« Je sens que je suis prêt » : un surfeur aveugle poursuit la plus grande vague du monde à Nazaré


Jette semaine, certains des meilleurs surfeurs de grosses vagues du monde sont à Nazaré, au Portugal, qui abrite la plus grosse vague de la planète. Une houle hivernale de début de saison bat dans le canyon sous-marin au large de la côte portugaise, avec des vagues géantes de huit à neuf mètres (20 à 30 pieds) sortant de l’océan. Ce n’est peut-être pas la vague monstre de 26 mètres (86 pieds) qui a battu le record du monde il y a deux ans, mais elle n’est pas petite non plus.

Parmi les surfeurs se trouve Matt Formston, 44 ans. Comme ses homologues, le surfeur né à Sydney est dans l’eau depuis des décennies, remportant des titres nationaux et internationaux et surfant sur certaines des meilleures vagues du monde. Mais contrairement à ses homologues, Formston est aveugle ; à Nazaré, il devient le premier surfeur aveugle à surfer sur de si grosses vagues.

Matt Formston à la plage de Lennox Head.  À l'âge de cinq ans, Formston a perdu 95 % de sa vision.
Matt Formston à la plage de Lennox Head. À l’âge de cinq ans, Formston a perdu 95 % de sa vision. Photographie: Natalie Grono / The Guardian

« Je me suis entraîné toute ma vie vers ce moment, même si je ne le savais pas », a déclaré Formston à Guardian Australia. « J’ai surfé des vagues de plus en plus grosses et maintenant je me sens prêt. »

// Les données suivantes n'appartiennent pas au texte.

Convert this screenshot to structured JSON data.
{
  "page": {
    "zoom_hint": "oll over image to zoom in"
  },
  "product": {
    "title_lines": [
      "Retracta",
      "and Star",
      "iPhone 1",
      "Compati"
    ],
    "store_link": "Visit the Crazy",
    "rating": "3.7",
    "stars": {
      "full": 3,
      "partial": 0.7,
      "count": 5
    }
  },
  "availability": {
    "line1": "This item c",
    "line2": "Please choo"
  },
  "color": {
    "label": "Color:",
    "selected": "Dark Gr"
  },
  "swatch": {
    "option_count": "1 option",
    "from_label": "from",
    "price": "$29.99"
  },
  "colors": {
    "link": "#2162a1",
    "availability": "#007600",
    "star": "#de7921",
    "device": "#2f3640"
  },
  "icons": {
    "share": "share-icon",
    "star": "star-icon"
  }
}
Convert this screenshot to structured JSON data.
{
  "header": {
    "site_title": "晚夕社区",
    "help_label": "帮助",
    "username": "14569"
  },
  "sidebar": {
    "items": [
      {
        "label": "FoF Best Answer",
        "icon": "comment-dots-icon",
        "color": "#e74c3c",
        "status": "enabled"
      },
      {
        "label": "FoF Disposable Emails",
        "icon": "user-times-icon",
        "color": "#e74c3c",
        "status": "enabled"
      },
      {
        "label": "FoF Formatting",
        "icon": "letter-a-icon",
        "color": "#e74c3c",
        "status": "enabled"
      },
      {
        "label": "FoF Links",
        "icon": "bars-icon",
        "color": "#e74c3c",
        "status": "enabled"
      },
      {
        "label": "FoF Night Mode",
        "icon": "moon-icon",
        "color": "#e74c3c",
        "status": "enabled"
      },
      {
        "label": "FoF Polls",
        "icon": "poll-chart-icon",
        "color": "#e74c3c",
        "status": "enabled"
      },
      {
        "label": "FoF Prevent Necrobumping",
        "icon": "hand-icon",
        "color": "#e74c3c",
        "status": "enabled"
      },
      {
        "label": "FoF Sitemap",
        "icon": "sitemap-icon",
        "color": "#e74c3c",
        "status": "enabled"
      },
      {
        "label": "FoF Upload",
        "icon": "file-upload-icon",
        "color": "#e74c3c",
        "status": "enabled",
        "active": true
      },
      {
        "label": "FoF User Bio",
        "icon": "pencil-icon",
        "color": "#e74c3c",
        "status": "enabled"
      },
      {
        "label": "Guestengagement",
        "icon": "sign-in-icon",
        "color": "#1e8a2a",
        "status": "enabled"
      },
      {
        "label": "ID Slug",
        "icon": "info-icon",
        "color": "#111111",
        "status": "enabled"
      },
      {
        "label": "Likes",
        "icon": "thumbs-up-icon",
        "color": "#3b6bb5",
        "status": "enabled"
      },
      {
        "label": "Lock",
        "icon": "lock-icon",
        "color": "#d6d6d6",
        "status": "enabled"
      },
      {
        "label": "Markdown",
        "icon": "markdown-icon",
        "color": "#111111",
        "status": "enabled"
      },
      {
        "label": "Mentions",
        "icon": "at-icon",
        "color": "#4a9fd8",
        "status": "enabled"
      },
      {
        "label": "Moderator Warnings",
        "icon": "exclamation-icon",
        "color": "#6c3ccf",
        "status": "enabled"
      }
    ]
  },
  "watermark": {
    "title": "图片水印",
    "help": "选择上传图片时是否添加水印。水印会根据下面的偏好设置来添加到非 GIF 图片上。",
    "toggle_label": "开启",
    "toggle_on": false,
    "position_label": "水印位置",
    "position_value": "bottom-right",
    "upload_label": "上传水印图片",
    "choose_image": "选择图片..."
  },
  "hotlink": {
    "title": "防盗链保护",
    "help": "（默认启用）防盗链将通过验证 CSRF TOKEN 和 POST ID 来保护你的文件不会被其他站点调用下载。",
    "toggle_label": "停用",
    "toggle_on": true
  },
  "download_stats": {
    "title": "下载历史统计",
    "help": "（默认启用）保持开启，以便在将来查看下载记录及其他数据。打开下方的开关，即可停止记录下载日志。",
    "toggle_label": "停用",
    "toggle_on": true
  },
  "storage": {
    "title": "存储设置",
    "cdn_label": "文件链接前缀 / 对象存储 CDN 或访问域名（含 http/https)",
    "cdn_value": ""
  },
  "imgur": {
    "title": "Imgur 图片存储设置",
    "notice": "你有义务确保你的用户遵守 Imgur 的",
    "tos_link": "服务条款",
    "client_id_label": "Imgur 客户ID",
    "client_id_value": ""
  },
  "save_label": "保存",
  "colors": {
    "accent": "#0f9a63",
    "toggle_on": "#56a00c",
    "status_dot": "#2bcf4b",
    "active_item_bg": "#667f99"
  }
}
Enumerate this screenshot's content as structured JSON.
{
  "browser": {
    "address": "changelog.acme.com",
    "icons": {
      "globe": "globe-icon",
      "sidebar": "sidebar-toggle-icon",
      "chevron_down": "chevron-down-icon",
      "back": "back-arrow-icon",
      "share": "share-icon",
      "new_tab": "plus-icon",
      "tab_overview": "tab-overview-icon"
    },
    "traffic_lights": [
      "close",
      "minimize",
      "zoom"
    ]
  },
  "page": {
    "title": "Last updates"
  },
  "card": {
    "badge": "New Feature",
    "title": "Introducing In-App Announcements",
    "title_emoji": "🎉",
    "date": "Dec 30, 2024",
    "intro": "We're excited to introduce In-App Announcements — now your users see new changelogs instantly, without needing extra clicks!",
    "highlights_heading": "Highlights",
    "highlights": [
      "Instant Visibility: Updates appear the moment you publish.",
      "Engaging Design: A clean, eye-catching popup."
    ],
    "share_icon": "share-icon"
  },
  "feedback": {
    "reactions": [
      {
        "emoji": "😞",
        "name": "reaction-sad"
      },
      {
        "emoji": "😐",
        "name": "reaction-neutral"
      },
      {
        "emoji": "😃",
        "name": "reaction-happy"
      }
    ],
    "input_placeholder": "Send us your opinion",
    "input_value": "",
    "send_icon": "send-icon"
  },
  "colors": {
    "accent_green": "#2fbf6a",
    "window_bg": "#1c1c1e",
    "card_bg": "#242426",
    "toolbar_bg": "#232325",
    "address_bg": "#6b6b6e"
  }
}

Formston n’a jamais été du genre à craindre l’océan et dit que poursuivre Nazaré est une progression naturelle. « Je ne me souviens pas qu’il y ait eu un moment où je ne suis pas sorti parce que c’était trop grand », dit-il. « J’ai surfé les plus grosses houles qui ont frappé la côte est de l’Australie chaque année depuis cinq ans. Mais je sais qu’ils feront pâle figure par rapport à ce que nous voyons au Portugal.

Il se dirige vers l’inconnu, mais porte un air de calme. « Je me suis senti nerveux, effrayé, honoré – toutes ces émotions », dit-il. « Et maintenant, je suis juste excité. Pas de manière téméraire, je suis respectueux du danger et de la puissance de la vague. Mais je pense qu’y aller avec peur et hésitation va causer plus de risques que d’y aller avec confiance.


Formston a grandi à Narrabeen sur les plages du nord de Sydney, la Mecque du surf. «Damien Hardman, un champion du monde, vivait dans ma rue, raconte-t-il. « J’ai pris le bus pour aller à l’école avec Nathan Hedge qui est devenu l’un des meilleurs surfeurs du tour du monde que l’Australie ait produit. Le surf était tout autour de moi. Mes potes surfaient tous et voulaient être des surfeurs professionnels, mais j’avais un handicap donc cela ne semblait pas possible.

En tant que jeune enfant, Formston a reçu un diagnostic de dystrophie maculaire. Pendant la majeure partie de sa vie, il n’a eu aucune vision centrale, et seulement 5% de vision périphérique dans son œil droit et 3% dans son œil gauche (les deux se sont encore détériorés récemment). Mais vivant dans une communauté de surfeurs, un manque de vue n’allait pas arrêter Formston.

Formston surf à Nazaré au large des côtes portugaises.
Formston surf à Nazaré au large des côtes portugaises.

« Mon père m’a poussé dans les vagues quand j’avais cinq ans et j’ai appris à sentir la vague, en pagayant à l’arrière par le son et la sensation », dit-il. « Et puis quand j’avais 10 ans, je me suis levé. » Sa première vague n’a pas été un succès. « Je suis allé droit au visage [of the wave], piqué du nez et casser la planche de mon frère. Mais depuis, il est accro. « C’est comme marcher – je surfe depuis 30 ans. »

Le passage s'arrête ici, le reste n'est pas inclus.